Measuring Auditory Thresholds in Brushtail Possums (Trichosurus Vulpecula)
Osugi, M. (2008). Measuring Auditory Thresholds in Brushtail Possums (Trichosurus Vulpecula) (Thesis, Master of Applied Psychology (MAppPsy)). The University of Waikato, Hamilton, New Zealand. Retrieved from http://hdl.handle.net/10289/2422
Permanent Research Commons link: http://hdl.handle.net/10289/2422
A total of 9 brushtail possums (Trichosurus vulpecula) were trained to perform a two-manipulanda, conditional discrimination task. The possums learned to press a right lever in the presence of a tone (80 dB(A)) during tone-on trials, and a left lever in the absence of the tone on tone-off trials. Overall sessions of 11 conditions contained tone frequency between 100 Hz and 35 kHz were tested. Each condition contained training and then probe sessions. In training sessions, the possums were presented with tone-on and tone-off trials, pseudo-randomly. Once the possums responded with over 90% accuracy for five consecutive sessions, then probe sessions were introduced. Probe sessions were similar to the training sessions, except that the tone intensity for tone-on trials was reduced by 8 dB(A) across blocks of 20 trials until their response accuracy in a block fall below 60% or reached 24 dB(A). Data were analysed using overall percentages correct and log d analysis.

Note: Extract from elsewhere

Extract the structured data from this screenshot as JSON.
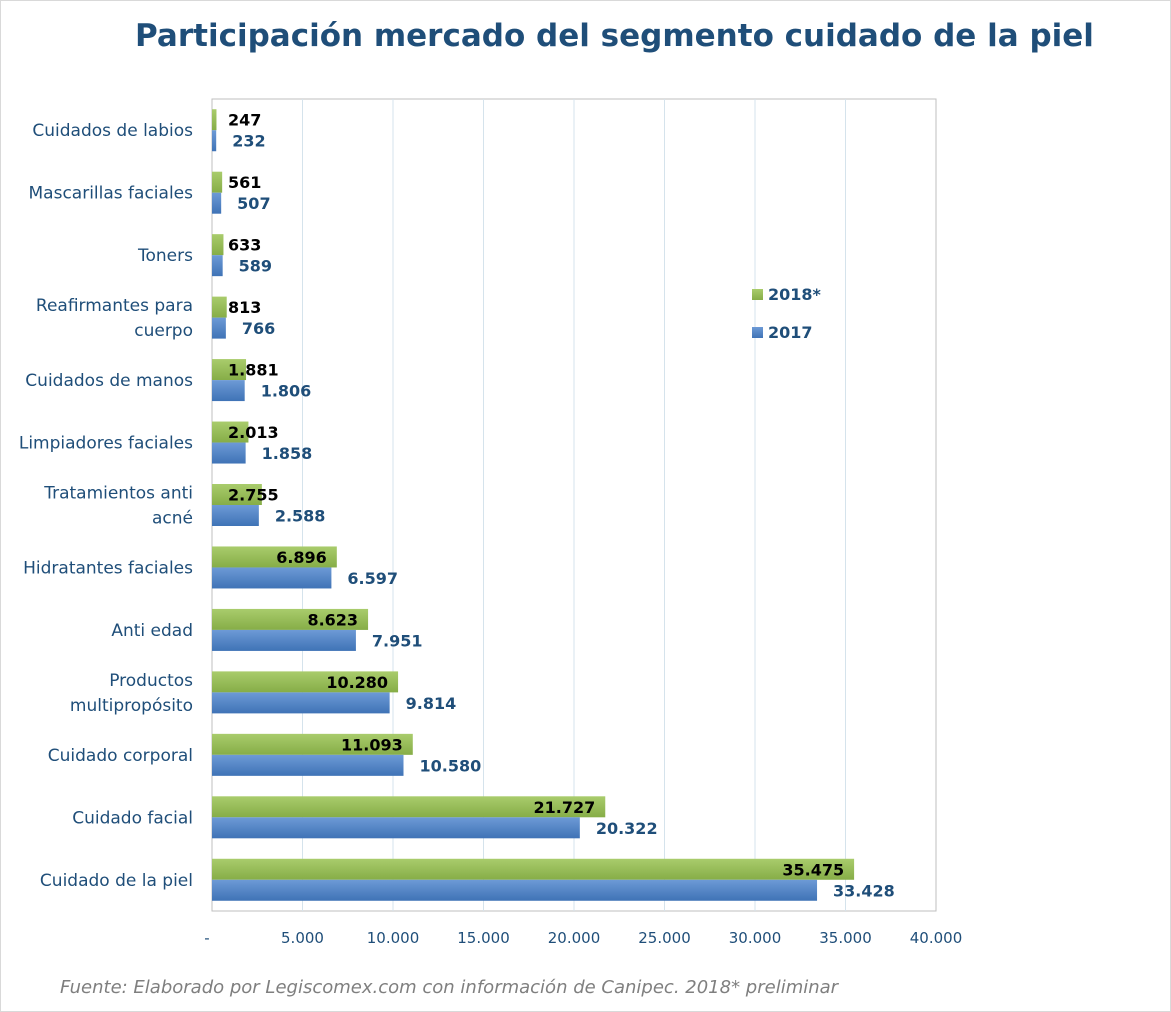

Both measures indicated that overall response accuracy decreased for all possum as tone intensity reduced. Based on these data analyses, threshold values were calculated using the criterions at 75% correct and a log d of 0.48. The threshold values for each possum and across all possums were plotted as a function of the tone frequency to produce an audiogram. A curvilinear regression was fitted for each threshold values. The functions of both measures were very similar. Both audiograms showed that the possums could hear the tones between 100 Hz and 35 kHz, and were most sensitive to tones between 15 and 20 kHz. This experiment involved many difficulties with producing and measuring tones especially outside of human hearing range. Due to these difficulties, several problems and concerns were raised during the experiment, these were discussed in this study and also recommendations for future research were then presented.